Namun, pada sidang sebelumnya, Hakim Farooq menegaskan bahwa ia akan memutuskan permohonan tersebut setelah mendengarkan pejabat terkait dan menyampaikan pemberitahuan kepada tergugat.
Kasus Toshakhana
Kasus tersebut, yang diajukan oleh anggota parlemen dari pemerintahan koalisi saat itu, didasarkan pada tuntutan pidana yang diajukan oleh ECP.
Gugatan tersebut menuduh bahwa Imran “sengaja menyembunyikan” rincian hadiah yang dia simpan dari Toshaskhana – gudang tempat hadiah dari pejabat asing diserahkan kepada pejabat pemerintah – selama masa jabatannya sebagai perdana menteri dan hasil dari penjualan yang dilaporkan.

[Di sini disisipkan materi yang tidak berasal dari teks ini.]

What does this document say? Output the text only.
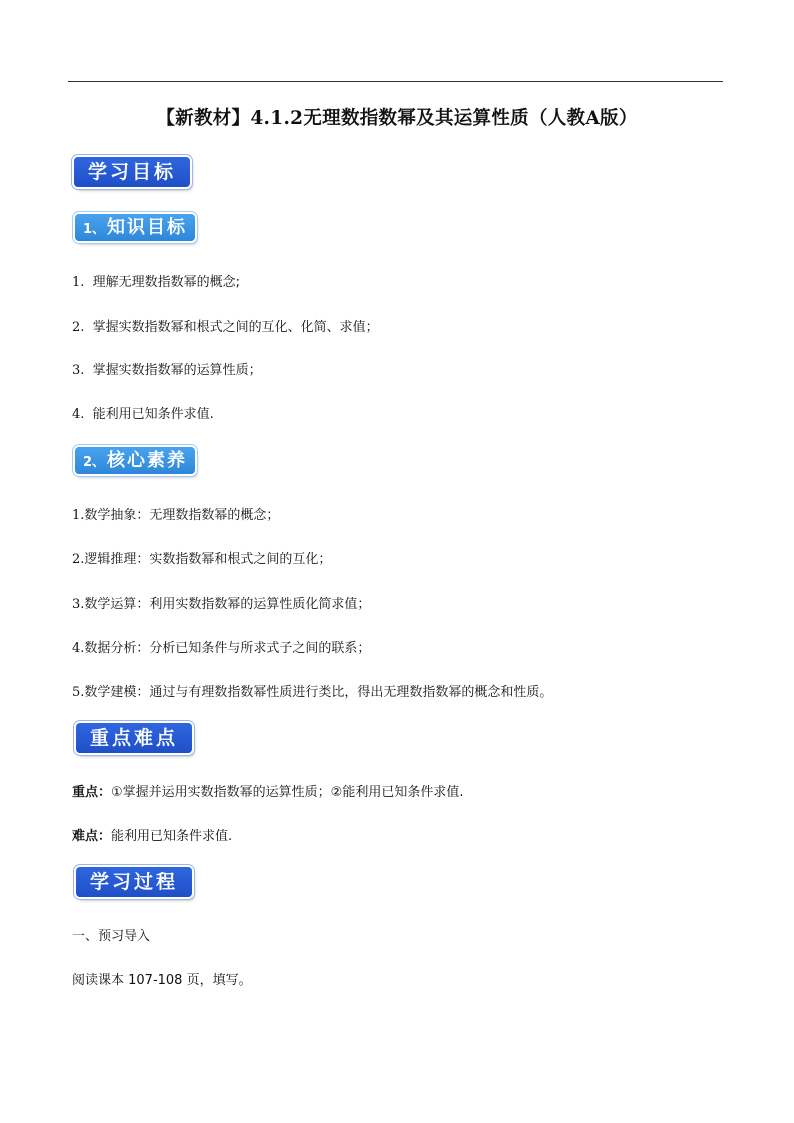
【新教材】4.1.2无理数指数幂及其运算性质（人教A版）
学习目标
1、 知识目标
1. 理解无理数指数幂的概念;
2. 掌握实数指数幂和根式之间的互化、化简、求值；
3. 掌握实数指数幂的运算性质；
4. 能利用已知条件求值.
2、 核心素养
1.数学抽象：无理数指数幂的概念；
2.逻辑推理：实数指数幂和根式之间的互化；
3.数学运算：利用实数指数幂的运算性质化简求值；
4.数据分析：分析已知条件与所求式子之间的联系；
5.数学建模：通过与有理数指数幂性质进行类比，得出无理数指数幂的概念和性质。
重点难点
重点：①掌握并运用实数指数幂的运算性质；②能利用已知条件求值.
难点：能利用已知条件求值.
学习过程
一、预习导入
阅读课本 107-108 页，填写。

Sesuai aturan Toshakhana, hadiah/hadiah dan materi serupa lainnya yang diterima oleh orang yang menerapkan aturan ini harus dilaporkan ke Divisi Kabinet.
Imran menghadapi sejumlah masalah hukum terkait penyimpanan hadiahnya. Masalah ini juga menyebabkan dia didiskualifikasi oleh ECP.
Pada tanggal 21 Oktober 2022, ECP menyimpulkan bahwa mantan perdana menteri tersebut memang membuat “pernyataan palsu dan penafsiran yang keliru” tentang hadiah tersebut.
Perintah pengawas tersebut mengatakan Imran akan didiskualifikasi berdasarkan pasal 63(1)(p) Konstitusi.
Selanjutnya, ECP mendekati Pengadilan Sidang Islamabad dengan salinan pengaduan, meminta proses hukum terhadap Imran berdasarkan hukum pidana karena diduga menyesatkan pejabat tentang hadiah yang ia terima dari pejabat asing selama masa jabatannya sebagai perdana menteri.
Pada 10 Mei, Imran didakwa dalam kasus tersebut. Namun, Pengadilan Tinggi Islamabad (IHC) pada tanggal 4 Juli menunda persidangan dan mengarahkan ADSJ Dilawar untuk memeriksa kembali kasus tersebut dalam waktu tujuh hari, dengan delapan pertanyaan hukum yang ia ajukan untuk memutuskan apakah referensi Toshakhana dapat dipertahankan.
Pertanyaan yang diajukan antara lain apakah pengaduan diajukan atas nama EKP oleh orang yang berwenang, apakah keputusan EKP tanggal 21 Oktober 2022 merupakan kewenangan yang sah bagi petugas EKP untuk mengajukan pengaduan, dan apakah pemberian izin tersebut merupakan suatu tindakan yang tidak sah. pertanyaan tentang fakta dan bukti dan selanjutnya dapat dikuatkan dalam proses persidangan.
Akhirnya, pada tanggal 9 Juli, ADSJ Dilawar, meskipun memutuskan bahwa referensi tersebut dapat dipertahankan, namun menghidupkan kembali proses yang tertunda dan memanggil para saksi untuk meminta bukti.
Sidang pengadilan bulan lalu menyatakan bahwa rujukan ECP terhadap pimpinan PTI dapat dipertahankan. Keputusan tersebut kemudian ditentang di IHC.
Pekan lalu, Hakim Dilawar memutuskan tim kuasa hukum Imran gagal membuktikan relevansi para saksinya. Dia memperingatkan penasihat hukum untuk menyelesaikan argumennya atau pengadilan akan mengeluarkan perintah.
Pada tanggal 3 Agustus, IHC memberikan kelonggaran singkat kepada Imran dan meminta hakim untuk memeriksa kembali yurisdiksinya dan segala proses yang terlewat dalam pengajuan pengaduan oleh ECP. Namun sehari kemudian, pengadilan memutuskan mantan perdana menteri itu bersalah.